Carta da Diretoria da ADUFPA aos docentes da UFPA referente à mensalidade sindical

Prezado(a) associado da ADUFPA!

Com 40 anos de existência, a ADUFPA está sofrendo um dos maiores ataques em sua história. Fundada em 1979, na esteira das lutas pela redemocratização do país, a entidade é um dos alvos de um governo avesso à democracia, que não tolera a diversidade, tolhe as liberdades e ataca a livre organização de trabalhadores.

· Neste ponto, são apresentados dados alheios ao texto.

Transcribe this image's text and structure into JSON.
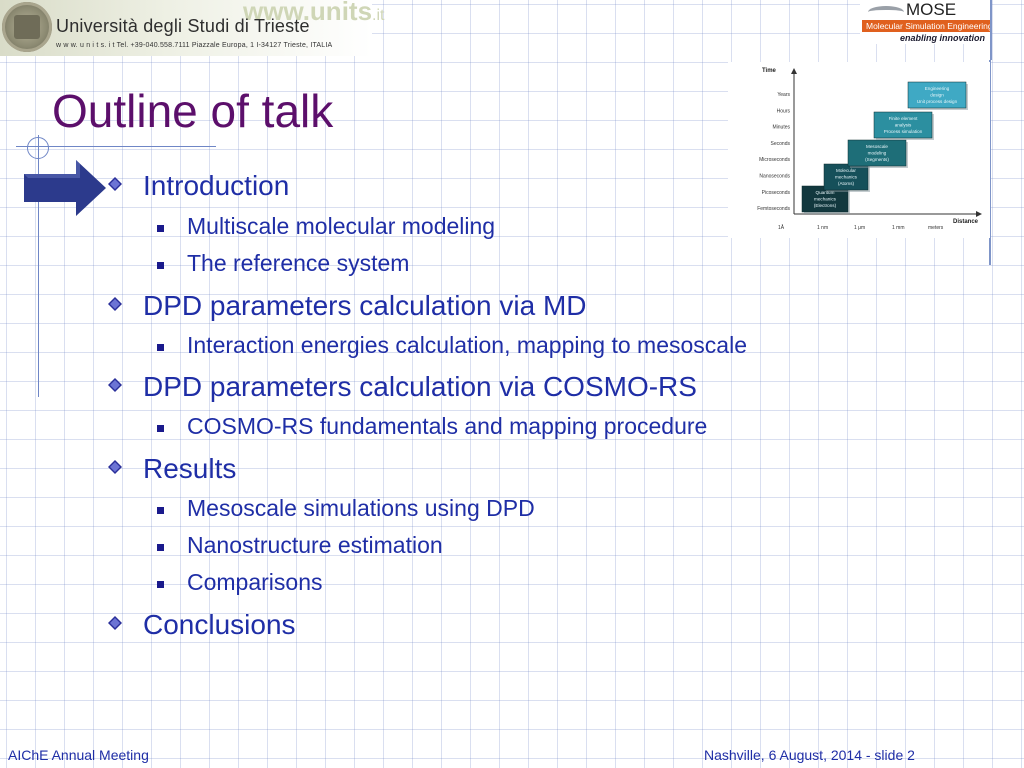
{
  "header": {
    "university_name": "Università degli Studi di Trieste",
    "university_address": "w w w. u n i t s. i t  Tel. +39-040.558.7111  Piazzale Europa, 1  I-34127 Trieste, ITALIA",
    "watermark_main": "www.units",
    "watermark_tld": ".it",
    "mose_title": "MOSE",
    "mose_subtitle": "Molecular Simulation Engineering",
    "mose_tagline": "enabling innovation"
  },
  "slide": {
    "title": "Outline of talk",
    "items": [
      {
        "label": "Introduction",
        "subitems": [
          "Multiscale molecular modeling",
          "The reference system"
        ]
      },
      {
        "label": "DPD parameters calculation via MD",
        "subitems": [
          "Interaction energies calculation, mapping to mesoscale"
        ]
      },
      {
        "label": "DPD parameters calculation via COSMO-RS",
        "subitems": [
          "COSMO-RS fundamentals and mapping procedure"
        ]
      },
      {
        "label": "Results",
        "subitems": [
          "Mesoscale simulations using DPD",
          "Nanostructure estimation",
          "Comparisons"
        ]
      },
      {
        "label": "Conclusions",
        "subitems": []
      }
    ]
  },
  "figure": {
    "y_axis_label": "Time",
    "x_axis_label": "Distance",
    "time_scales": [
      "Years",
      "Hours",
      "Minutes",
      "Seconds",
      "Microseconds",
      "Nanoseconds",
      "Picoseconds",
      "Femtoseconds"
    ],
    "distance_scales": [
      "1Å",
      "1 nm",
      "1 μm",
      "1 mm",
      "meters"
    ],
    "boxes": [
      {
        "lines": [
          "Quantum",
          "mechanics",
          "(Electrons)"
        ],
        "color": "#12383e"
      },
      {
        "lines": [
          "Molecular",
          "mechanics",
          "(Atoms)"
        ],
        "color": "#16505a"
      },
      {
        "lines": [
          "Mesoscale",
          "modeling",
          "(Segments)"
        ],
        "color": "#1e6e78"
      },
      {
        "lines": [
          "Finite element",
          "analysis",
          "Process simulation"
        ],
        "color": "#2c8fa0"
      },
      {
        "lines": [
          "Engineering",
          "design",
          "Unit process design"
        ],
        "color": "#3fa9c4"
      }
    ]
  },
  "footer": {
    "left": "AIChE Annual Meeting",
    "right": "Nashville, 6 August, 2014 - slide 2"
  },
  "colors": {
    "title": "#5c0f6b",
    "text": "#1f2ea6",
    "grid_line": "#7f95c8",
    "mose_orange": "#e0601e"
  }
}
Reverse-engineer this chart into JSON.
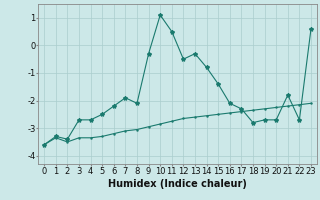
{
  "title": "",
  "xlabel": "Humidex (Indice chaleur)",
  "ylabel": "",
  "xlim": [
    -0.5,
    23.5
  ],
  "ylim": [
    -4.3,
    1.5
  ],
  "yticks": [
    1,
    0,
    -1,
    -2,
    -3,
    -4
  ],
  "xticks": [
    0,
    1,
    2,
    3,
    4,
    5,
    6,
    7,
    8,
    9,
    10,
    11,
    12,
    13,
    14,
    15,
    16,
    17,
    18,
    19,
    20,
    21,
    22,
    23
  ],
  "line1_x": [
    0,
    1,
    2,
    3,
    4,
    5,
    6,
    7,
    8,
    9,
    10,
    11,
    12,
    13,
    14,
    15,
    16,
    17,
    18,
    19,
    20,
    21,
    22,
    23
  ],
  "line1_y": [
    -3.6,
    -3.3,
    -3.4,
    -2.7,
    -2.7,
    -2.5,
    -2.2,
    -1.9,
    -2.1,
    -0.3,
    1.1,
    0.5,
    -0.5,
    -0.3,
    -0.8,
    -1.4,
    -2.1,
    -2.3,
    -2.8,
    -2.7,
    -2.7,
    -1.8,
    -2.7,
    0.6
  ],
  "line2_x": [
    0,
    1,
    2,
    3,
    4,
    5,
    6,
    7,
    8,
    9,
    10,
    11,
    12,
    13,
    14,
    15,
    16,
    17,
    18,
    19,
    20,
    21,
    22,
    23
  ],
  "line2_y": [
    -3.6,
    -3.35,
    -3.5,
    -3.35,
    -3.35,
    -3.3,
    -3.2,
    -3.1,
    -3.05,
    -2.95,
    -2.85,
    -2.75,
    -2.65,
    -2.6,
    -2.55,
    -2.5,
    -2.45,
    -2.4,
    -2.35,
    -2.3,
    -2.25,
    -2.2,
    -2.15,
    -2.1
  ],
  "line_color": "#1a7a6e",
  "bg_color": "#cce8e8",
  "grid_color": "#aacece",
  "tick_fontsize": 6,
  "xlabel_fontsize": 7,
  "marker_size": 3
}
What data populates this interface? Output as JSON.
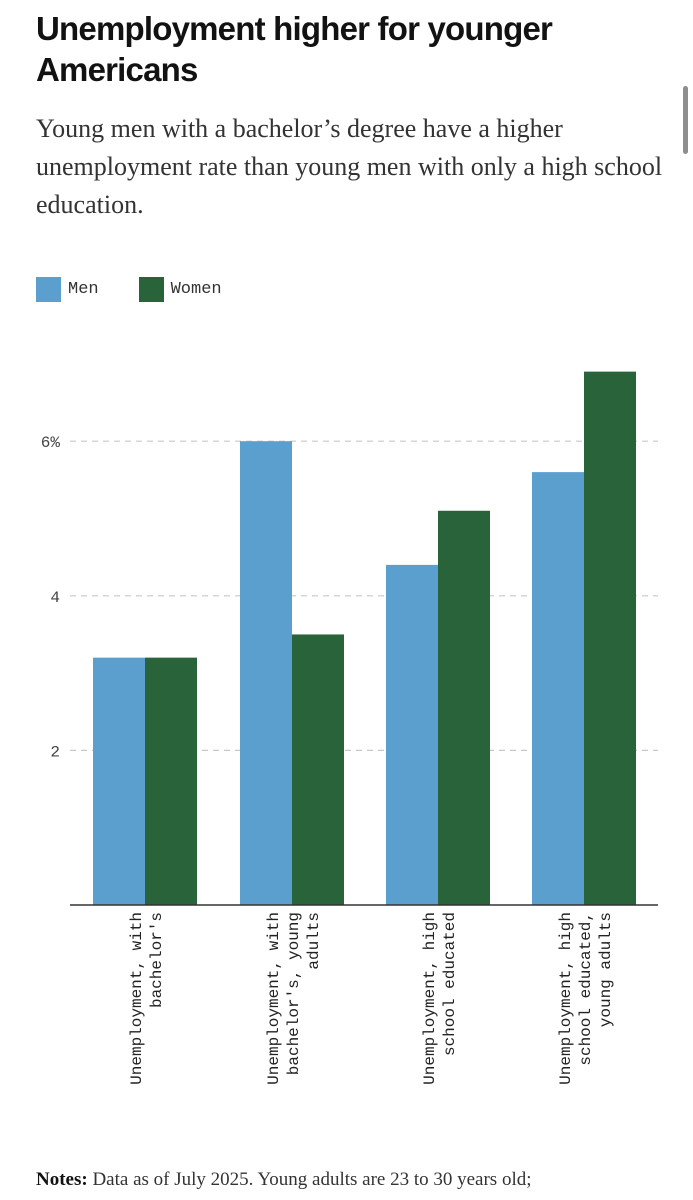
{
  "title": "Unemployment higher for younger Americans",
  "subtitle": "Young men with a bachelor’s degree have a higher unemployment rate than young men with only a high school education.",
  "notes": {
    "label": "Notes:",
    "text": "Data as of July 2025. Young adults are 23 to 30 years old;"
  },
  "colors": {
    "men": "#5b9fcf",
    "women": "#28633a",
    "grid": "#c8c8c8",
    "axis": "#333333"
  },
  "chart_data": {
    "type": "bar",
    "categories": [
      [
        "Unemployment, with",
        "bachelor's"
      ],
      [
        "Unemployment, with",
        "bachelor's, young",
        "adults"
      ],
      [
        "Unemployment, high",
        "school educated"
      ],
      [
        "Unemployment, high",
        "school educated,",
        "young adults"
      ]
    ],
    "series": [
      {
        "name": "Men",
        "values": [
          3.2,
          6.0,
          4.4,
          5.6
        ]
      },
      {
        "name": "Women",
        "values": [
          3.2,
          3.5,
          5.1,
          6.9
        ]
      }
    ],
    "yticks": [
      {
        "value": 2,
        "label": "2"
      },
      {
        "value": 4,
        "label": "4"
      },
      {
        "value": 6,
        "label": "6%"
      }
    ],
    "ylim": [
      0,
      7
    ],
    "grid": true,
    "legend": "top-left"
  }
}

Ao publicar a Medida Provisória 873, em 1º de março deste ano, o presidente Jair Bolsonaro revogou o artigo 240 da Lei 8.112/1990 e, consequentemente, impediu o desconto das contribuições sindicais nos contracheques dos servidores federais, em uma clara intervenção na autonomia de organização das categorias. Os efeitos dessa medida se manifestaram na folha de pagamento deste mês de maio, onde não foi debitada, nos contracheques dos docentes da UFPA, a mensalidade sindical que deveria ser repassada à ADUFPA.

O ataque desferido à ADUFPA e aos demais sindicatos brasileiros é uma tentativa do governo federal de desarticular a luta contra a Reforma da Previdência e enfraquecer os processos de resistências que pulsam no interior das universidades, principalmente após os cortes orçamentários. Querem sufocar a ADUFPA, para que não exerça o papel fundamental de defesa da educação pública, da pesquisa socialmente referenciada e de uma produção científica que possibilite o desenvolvimento socioeconômico e soberano da nação.

A nova diretoria que assumiu recentemente a ADUFPA, está lutando para reverter essa situação nos campos jurídico e político. E espera contar com o apoio do conjunto da categoria.

Juridicamente, a entidade ingressou com uma liminar pedindo que a MP não tivesse efeitos por conta de sua inconstitucionalidade. Porém, o pedido de liminar foi negado pela 1ª Vara Federal e a assessoria jurídica impetrou um Agravo de Instrumento no Tribunal Regional Federal (TRF), em Brasília, para que a decisão da 1ª instância fosse revista. O Agravo aguarda julgamento.

Politicamente, somente a força, a unidade e a mobilização da categoria docente na defesa do Sindicato e de sua livre organização podem reverter essa medida. É preciso fortalecer as mobilizações contra a retirada de direitos, como a Reforma da Previdência, e os ataques do governo federal à universidade pública e às liberdades democráticas.

Entretanto, enquanto este imbróglio não se resolve, o Sindicato necessita da contribuição financeira dos filiados, para que possa manter as contas em dia e financiar as lutas necessárias nesta conjuntura de ataques. Por isso, a ADUFPA orienta os docentes da UFPA sindicalizados a efetuarem, neste mês de junho, o depósito de sua mensalidade sindical na conta bancária da entidade.

As contribuições devem ter como referência os valores descontados no contracheque do mês passado, e repassadas por depósitos identificados, Transferência Eletrônica Disponível (TED) ou Documento de Ordem de Crédito (DOC) para a conta da ADUFPA no Banco do Brasil, Agência 3702-8, Conta Corrente 420.015-2. Caso necessário utilizar, o número do CNPJ é 05832902/0001-08. Após o repasse, o comprovante do pagamento deve ser enviado, eletronicamente, para o email da tesouraria da ADUFPA: tesouraria@adufpa.org.br.

É hora de defender a Universidade pública, as liberdades democráticas e os instrumentos de luta da classe trabalhadora, que são os sindicatos. Vem com a gente fortalecer a ADUFPA. Contribua com a seção sindical, participe das mobilizações e ajude a filiar novos docentes.

É na luta coletiva que a gente se encontra!